UNDP Remove Tonnes of Waste from Nature Reserve in Gaza

The environmental situation in Gaza is dire at the moment. (Photo: via ActiveStills.org)

The United Nations Development Programme (UNDP) in Gaza has recently been working on clearing a nature reserve in the Gaza Strip following investment from European countries, The New Arab reported.

In a press statement, the UNDP said that the project will cost about US$50 million in a bid to replace a previously polluted area with an open space for residents to enjoy and where clean water can flow to the sea.

“Some 22,000 tonnes of solid waste were removed from the area in the first phase of construction, and an additional 40,000 tonnes are expected to be removed in phase two which is underway,” the statement added.

“Recreation and education facilities are planned on the site which is having trees planted within it to increase its green space.

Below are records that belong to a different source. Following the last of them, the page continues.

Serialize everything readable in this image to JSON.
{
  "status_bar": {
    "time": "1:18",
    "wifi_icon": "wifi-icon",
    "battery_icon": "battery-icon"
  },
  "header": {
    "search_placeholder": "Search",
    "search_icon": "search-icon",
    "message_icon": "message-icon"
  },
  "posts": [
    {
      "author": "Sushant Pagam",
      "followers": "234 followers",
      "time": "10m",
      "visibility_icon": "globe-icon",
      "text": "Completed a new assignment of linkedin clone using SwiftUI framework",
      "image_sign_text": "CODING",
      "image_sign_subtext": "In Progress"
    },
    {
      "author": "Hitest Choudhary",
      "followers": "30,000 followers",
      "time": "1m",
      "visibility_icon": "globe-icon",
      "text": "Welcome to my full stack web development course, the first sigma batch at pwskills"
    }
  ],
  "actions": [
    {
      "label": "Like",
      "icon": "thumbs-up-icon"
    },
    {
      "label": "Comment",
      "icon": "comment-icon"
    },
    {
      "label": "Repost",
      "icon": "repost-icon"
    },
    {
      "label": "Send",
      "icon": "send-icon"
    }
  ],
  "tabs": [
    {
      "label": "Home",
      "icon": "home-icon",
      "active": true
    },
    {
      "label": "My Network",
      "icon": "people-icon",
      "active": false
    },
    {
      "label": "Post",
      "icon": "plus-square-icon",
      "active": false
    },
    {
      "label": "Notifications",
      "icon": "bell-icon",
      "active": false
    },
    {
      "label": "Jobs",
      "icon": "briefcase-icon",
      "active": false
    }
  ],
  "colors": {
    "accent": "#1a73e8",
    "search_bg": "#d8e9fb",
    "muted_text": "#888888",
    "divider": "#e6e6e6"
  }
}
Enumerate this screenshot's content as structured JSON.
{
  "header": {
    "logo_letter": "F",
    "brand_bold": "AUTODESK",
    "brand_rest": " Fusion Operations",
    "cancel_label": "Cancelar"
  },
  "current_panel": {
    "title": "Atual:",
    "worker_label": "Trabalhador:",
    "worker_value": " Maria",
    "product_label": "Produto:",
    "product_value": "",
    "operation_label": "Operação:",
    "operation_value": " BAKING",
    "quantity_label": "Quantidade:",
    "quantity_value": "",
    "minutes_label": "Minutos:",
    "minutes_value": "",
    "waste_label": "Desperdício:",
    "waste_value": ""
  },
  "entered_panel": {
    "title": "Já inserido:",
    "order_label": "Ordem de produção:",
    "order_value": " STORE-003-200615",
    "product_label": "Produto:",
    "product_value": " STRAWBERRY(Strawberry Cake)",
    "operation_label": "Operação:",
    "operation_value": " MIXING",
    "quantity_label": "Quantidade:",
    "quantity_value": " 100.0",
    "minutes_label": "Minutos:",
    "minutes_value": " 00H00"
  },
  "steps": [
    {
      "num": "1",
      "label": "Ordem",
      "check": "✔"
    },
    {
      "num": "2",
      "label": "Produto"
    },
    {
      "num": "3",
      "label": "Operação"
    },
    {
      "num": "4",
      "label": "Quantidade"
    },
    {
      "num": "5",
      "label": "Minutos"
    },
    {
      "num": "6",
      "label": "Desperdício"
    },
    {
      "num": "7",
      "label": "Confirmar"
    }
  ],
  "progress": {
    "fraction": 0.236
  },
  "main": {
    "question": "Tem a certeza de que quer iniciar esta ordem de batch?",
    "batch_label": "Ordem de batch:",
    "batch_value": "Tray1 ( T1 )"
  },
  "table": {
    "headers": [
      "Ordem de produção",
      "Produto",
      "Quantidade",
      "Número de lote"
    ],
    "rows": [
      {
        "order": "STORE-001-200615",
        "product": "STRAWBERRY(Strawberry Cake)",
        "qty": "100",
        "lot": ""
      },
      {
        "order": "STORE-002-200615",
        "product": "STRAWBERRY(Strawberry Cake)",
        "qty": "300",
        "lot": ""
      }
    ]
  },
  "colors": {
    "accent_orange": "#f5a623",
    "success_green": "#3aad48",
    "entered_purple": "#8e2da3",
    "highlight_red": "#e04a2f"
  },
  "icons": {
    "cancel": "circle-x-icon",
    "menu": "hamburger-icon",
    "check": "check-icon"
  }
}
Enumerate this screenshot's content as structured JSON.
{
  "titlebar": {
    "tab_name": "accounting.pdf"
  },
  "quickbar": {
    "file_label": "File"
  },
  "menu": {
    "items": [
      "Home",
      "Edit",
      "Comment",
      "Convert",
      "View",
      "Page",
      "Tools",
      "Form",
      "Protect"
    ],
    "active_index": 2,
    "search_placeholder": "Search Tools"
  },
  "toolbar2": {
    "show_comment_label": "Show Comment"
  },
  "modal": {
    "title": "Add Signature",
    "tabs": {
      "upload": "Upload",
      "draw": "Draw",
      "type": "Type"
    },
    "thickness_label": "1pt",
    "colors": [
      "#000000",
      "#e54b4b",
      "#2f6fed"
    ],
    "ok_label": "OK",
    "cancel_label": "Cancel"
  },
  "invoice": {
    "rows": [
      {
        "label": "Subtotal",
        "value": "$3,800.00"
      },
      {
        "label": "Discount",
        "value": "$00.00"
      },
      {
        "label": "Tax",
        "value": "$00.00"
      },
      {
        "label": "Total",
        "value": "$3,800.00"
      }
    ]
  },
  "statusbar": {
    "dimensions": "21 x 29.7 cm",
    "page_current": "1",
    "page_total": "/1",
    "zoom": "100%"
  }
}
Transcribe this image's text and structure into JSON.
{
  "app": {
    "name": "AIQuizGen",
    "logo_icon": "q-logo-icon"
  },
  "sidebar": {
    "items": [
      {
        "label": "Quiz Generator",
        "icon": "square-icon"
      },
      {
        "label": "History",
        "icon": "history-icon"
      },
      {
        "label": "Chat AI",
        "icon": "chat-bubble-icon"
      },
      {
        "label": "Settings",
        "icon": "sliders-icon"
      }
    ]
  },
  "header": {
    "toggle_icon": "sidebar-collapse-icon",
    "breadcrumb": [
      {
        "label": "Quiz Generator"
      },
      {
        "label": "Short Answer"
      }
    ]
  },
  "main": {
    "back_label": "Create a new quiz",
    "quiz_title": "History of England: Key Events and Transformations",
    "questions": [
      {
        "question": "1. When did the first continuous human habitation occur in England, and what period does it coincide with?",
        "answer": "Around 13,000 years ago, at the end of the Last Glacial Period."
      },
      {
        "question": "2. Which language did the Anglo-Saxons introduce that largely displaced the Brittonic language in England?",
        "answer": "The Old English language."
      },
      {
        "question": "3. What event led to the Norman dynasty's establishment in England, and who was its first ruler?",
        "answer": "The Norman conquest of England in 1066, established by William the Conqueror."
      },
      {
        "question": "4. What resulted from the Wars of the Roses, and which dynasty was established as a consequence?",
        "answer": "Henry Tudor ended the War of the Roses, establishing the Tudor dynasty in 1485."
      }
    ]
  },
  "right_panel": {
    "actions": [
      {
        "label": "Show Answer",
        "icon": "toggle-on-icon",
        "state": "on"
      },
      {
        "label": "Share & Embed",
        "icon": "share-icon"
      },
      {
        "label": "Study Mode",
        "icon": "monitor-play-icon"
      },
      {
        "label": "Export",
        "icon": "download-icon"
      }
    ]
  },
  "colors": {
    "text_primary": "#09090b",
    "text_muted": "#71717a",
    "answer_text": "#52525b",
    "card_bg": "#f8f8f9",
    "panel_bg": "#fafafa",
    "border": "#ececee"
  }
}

The area, home to some 150 species of insects and birds, also supports a diverse array of plants,” it explained.

For years, the Gaza sea has been suffering from pollution because local authorities were forced to pump wastewater into it in the absence of a wastewater treatment plant.

Since 2007, the coastal enclave has been living under tightened Israeli blockade. In addition, it was subjected to four large-scale military wars which destroyed most of its infrastructure as well as damaged the only electricity plant in the territory.